Bolsonaro tem de sair de cima do muro sobre Orçamento 2021

Uma previsão orçamentária dentro das regras fiscais cabíveis é o mínimo que se espera de gestores e legisladores. Só há uma porta de saída para esse impasse

Publicado em 17/04/2021 às 02h00
Bolsonaro
O presidente Jair Bolsonaro: impasse acentua incertezas. Crédito: Isac Nóbrega/PR

Abril já está em sua segunda quinzena sem que haja uma definição sobre o Orçamento de 2021, um impasse que acentua as incertezas sobre o próprio funcionamento da estrutura federal em um ano de desafios acumulados. O Orçamento se tornou uma fábula para a preservação dos interesses de parlamentares, sedentos pela manutenção de emendas eleitoreiras. É evidente que se trata de um texto inexequível. 

Da forma como foi aprovado pelo Congresso, a execução do Orçamento 2021 não terá dinheiro destinado para o pagamento de todas as despesas obrigatórias, já que parte do recurso previsto para esses pagamentos foi engolida para custear as emendas parlamentares. Foram R$ 31,3 bilhões transferidos para esse fim, subestimando-se os compromissos orçamentários anuais.

O parecer da Consultoria de Orçamento da Câmara dos Deputados  autorizou o presidente Jair Bolsonaro a sancionar a peça orçamentária aprovada, desconsiderando o evidente desencontro entre as despesas obrigatórias e as receitas. Nesta análise, defendeu-se que a correção dos gastos com os benefícios previdenciários - não discricionários, portanto - poderá ser feita ao longo da execução orçamentária durante o ano, dentro do teto de gastos. 

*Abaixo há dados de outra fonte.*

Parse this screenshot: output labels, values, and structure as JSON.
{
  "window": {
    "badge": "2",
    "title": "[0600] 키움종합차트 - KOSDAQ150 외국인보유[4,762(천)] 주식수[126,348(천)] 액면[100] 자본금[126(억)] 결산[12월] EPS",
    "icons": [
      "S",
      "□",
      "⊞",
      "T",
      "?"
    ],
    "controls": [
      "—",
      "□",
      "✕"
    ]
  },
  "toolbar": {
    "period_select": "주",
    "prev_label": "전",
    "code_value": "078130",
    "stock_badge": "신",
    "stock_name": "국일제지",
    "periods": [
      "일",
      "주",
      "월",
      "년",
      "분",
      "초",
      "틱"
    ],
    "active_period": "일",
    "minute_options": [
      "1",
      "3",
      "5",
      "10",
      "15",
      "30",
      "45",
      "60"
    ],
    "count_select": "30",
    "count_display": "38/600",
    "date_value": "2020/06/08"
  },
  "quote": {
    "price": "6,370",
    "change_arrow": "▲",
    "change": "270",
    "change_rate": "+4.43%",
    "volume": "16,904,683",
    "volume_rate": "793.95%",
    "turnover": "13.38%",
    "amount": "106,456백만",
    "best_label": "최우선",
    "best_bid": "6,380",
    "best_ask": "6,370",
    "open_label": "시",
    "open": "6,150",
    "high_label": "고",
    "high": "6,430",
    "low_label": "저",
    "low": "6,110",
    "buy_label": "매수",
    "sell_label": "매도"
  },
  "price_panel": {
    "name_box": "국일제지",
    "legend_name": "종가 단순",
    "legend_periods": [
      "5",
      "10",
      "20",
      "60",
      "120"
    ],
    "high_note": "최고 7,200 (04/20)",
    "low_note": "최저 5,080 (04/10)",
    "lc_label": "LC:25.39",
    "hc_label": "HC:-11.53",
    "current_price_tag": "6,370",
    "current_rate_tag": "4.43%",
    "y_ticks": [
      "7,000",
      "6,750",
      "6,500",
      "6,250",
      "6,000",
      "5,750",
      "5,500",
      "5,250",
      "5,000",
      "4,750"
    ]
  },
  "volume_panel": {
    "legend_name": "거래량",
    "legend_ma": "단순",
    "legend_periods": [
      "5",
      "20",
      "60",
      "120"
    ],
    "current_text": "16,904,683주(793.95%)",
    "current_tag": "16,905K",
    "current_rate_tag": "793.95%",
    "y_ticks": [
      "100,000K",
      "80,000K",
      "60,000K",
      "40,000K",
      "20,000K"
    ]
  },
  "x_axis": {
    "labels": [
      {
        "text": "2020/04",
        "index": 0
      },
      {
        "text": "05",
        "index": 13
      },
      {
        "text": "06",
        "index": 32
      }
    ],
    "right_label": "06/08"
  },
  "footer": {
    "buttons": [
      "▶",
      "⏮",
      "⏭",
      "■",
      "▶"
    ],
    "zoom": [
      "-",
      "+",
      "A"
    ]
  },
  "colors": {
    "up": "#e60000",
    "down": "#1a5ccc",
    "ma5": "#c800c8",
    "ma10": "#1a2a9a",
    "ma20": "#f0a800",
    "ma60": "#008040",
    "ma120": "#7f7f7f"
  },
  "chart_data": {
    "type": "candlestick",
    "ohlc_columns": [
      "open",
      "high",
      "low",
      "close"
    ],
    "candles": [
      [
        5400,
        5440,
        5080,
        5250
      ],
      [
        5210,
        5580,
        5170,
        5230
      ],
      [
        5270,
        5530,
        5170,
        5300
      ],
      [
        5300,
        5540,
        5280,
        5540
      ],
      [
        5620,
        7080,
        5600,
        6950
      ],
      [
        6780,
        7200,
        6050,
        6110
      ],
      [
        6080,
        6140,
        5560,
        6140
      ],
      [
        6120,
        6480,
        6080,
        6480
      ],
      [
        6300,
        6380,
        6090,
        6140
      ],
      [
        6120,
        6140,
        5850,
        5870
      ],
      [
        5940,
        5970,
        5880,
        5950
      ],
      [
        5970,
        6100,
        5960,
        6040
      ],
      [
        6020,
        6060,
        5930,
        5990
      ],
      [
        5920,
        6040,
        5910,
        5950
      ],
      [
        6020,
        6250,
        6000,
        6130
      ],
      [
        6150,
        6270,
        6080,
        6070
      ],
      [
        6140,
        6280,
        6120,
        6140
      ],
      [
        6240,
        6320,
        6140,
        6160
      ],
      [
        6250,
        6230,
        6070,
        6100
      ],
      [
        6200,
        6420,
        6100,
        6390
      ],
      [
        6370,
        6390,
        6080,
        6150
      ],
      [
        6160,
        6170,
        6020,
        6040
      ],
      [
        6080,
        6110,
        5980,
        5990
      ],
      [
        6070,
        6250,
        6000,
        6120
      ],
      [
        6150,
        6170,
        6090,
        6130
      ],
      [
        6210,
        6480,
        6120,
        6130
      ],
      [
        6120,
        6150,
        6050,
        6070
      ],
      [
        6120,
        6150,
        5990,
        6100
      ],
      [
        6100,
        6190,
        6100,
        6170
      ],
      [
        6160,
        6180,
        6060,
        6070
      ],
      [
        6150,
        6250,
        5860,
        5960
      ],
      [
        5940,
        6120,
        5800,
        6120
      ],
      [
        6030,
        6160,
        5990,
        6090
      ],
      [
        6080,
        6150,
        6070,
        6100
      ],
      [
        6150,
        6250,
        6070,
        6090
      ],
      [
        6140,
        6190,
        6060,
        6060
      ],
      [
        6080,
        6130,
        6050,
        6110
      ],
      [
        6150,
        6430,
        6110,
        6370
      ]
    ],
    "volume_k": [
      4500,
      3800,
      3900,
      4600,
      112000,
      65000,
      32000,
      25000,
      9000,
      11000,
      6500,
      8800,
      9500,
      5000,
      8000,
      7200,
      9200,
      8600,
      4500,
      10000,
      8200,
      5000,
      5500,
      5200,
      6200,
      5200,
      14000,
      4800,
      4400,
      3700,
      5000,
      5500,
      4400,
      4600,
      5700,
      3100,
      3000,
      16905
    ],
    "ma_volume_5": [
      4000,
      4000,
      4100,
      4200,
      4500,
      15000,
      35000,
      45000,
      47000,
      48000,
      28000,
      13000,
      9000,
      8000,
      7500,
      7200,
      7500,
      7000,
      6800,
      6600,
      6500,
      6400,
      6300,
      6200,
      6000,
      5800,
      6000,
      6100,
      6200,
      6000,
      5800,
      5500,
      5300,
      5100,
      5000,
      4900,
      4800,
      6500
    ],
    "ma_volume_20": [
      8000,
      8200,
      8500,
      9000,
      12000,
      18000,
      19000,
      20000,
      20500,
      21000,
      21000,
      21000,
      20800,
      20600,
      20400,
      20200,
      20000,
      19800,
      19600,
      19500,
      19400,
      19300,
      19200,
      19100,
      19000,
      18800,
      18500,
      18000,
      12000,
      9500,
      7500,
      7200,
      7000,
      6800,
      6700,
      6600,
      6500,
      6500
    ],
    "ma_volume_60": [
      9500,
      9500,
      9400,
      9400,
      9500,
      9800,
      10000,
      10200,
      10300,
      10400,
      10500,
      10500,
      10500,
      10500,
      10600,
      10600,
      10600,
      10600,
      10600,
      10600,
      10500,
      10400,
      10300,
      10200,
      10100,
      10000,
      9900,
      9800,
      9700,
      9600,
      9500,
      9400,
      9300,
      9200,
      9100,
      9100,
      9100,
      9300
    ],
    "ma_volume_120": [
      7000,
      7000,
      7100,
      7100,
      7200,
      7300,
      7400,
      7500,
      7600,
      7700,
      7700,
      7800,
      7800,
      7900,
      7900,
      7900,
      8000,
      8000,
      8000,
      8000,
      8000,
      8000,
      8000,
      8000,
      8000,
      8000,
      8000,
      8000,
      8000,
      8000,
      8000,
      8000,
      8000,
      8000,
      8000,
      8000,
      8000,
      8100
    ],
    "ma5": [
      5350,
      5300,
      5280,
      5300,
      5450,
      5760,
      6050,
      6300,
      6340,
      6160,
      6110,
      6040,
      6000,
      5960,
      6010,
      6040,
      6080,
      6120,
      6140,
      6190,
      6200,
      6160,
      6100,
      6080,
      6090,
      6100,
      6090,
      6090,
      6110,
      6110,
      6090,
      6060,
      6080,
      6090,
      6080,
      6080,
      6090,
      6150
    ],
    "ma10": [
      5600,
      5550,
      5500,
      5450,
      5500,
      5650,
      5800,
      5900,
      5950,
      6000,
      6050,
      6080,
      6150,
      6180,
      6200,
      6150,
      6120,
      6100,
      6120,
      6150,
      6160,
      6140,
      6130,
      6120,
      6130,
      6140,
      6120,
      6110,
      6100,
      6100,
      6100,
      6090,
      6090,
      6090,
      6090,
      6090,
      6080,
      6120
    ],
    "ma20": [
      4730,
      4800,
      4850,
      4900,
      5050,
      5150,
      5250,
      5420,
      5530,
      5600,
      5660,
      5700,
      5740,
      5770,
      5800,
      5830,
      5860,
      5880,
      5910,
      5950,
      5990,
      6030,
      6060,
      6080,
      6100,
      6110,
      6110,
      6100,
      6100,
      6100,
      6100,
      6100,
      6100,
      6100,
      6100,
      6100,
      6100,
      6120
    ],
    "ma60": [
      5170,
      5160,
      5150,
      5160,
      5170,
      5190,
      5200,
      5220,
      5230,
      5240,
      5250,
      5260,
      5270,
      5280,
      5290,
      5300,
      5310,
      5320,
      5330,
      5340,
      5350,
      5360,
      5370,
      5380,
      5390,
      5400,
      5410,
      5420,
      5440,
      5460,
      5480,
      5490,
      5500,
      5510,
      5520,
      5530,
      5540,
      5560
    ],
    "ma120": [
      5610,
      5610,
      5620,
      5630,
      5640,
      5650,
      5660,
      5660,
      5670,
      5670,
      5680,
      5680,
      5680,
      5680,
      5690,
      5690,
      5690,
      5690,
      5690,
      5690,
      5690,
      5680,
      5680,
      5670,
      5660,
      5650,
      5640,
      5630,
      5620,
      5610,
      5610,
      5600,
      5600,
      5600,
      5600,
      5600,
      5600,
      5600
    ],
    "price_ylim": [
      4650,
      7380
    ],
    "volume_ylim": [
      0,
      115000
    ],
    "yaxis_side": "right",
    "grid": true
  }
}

Já a equipe econômica defende o veto integral desses gastos extras, sob o risco de faltar dinheiro para obrigações do governo, entre elas a própria Previdência. E a proposta da Consultoria tem sido definida como "contabilidade criativa", o que poderia incorrer a sanção presidencial em crime de responsabilidade. Com um processo de impeachment se abrindo no horizonte, por má gestão financeira.

Bolsonaro está no meio desse jogo de forças: tem enfrentado a pressão do Congresso para sancionar o Orçamento integralmente, enquanto o Ministério da Economia recomenda os vetos às emendas. Chegou-se a cogitar que Bolsonaro e o vice, Hamilton Mourão, viajassem para o exterior para que Arthur Lira, na condição de terceiro na linha sucessória por presidir a Câmara, sancionasse o Orçamento. Uma manobra estapafúrdia, mas totalmente crível em um governo que foge de suas responsabilidades com tanta frequência.

Nessa encruzilhada na qual se sabe das ilegalidades de um Orçamento sem chances de ser executado, o Ministério da Economia enviou ao Congresso nesta quinta-feira (15) uma proposta, dentro das diretrizes orçamentárias de 2022, para dar maior liberdade a gastos com obras públicas no ano de eleições presidenciais, se houver novamente atraso na aprovação do Orçamento. 

Quando um ano se inicia sem a aprovação da LOA (Lei Orçamentária Anual), é obrigatório ao governo impor limitações nos gastos correntes. Há, claramente, uma ansiedade do presidente em garantir um portfólio eleitoral, como seus aliados do Centrão, para pavimentar sua possível reeleição.

Um Orçamento dentro das regras fiscais cabíveis é o mínimo que se espera de gestores e legisladores. É desmoralizante demais que, diante de despesas crescentes com uma pandemia que não dá sinais de arrefecimento, haja um compromisso tão indecoroso com cortes sem respaldo legal para turbinar emendas parlamentares com destinação incerta.

Bolsonaro, como presidente desta nação, não tem o direito de permanecer tanto tempo em cima do muro. O desgaste político é inevitável, mas o veto às emendas é a única porta de saída. Tanto para o país, que precisa de decisões urgentes, quanto para a sua própria gestão.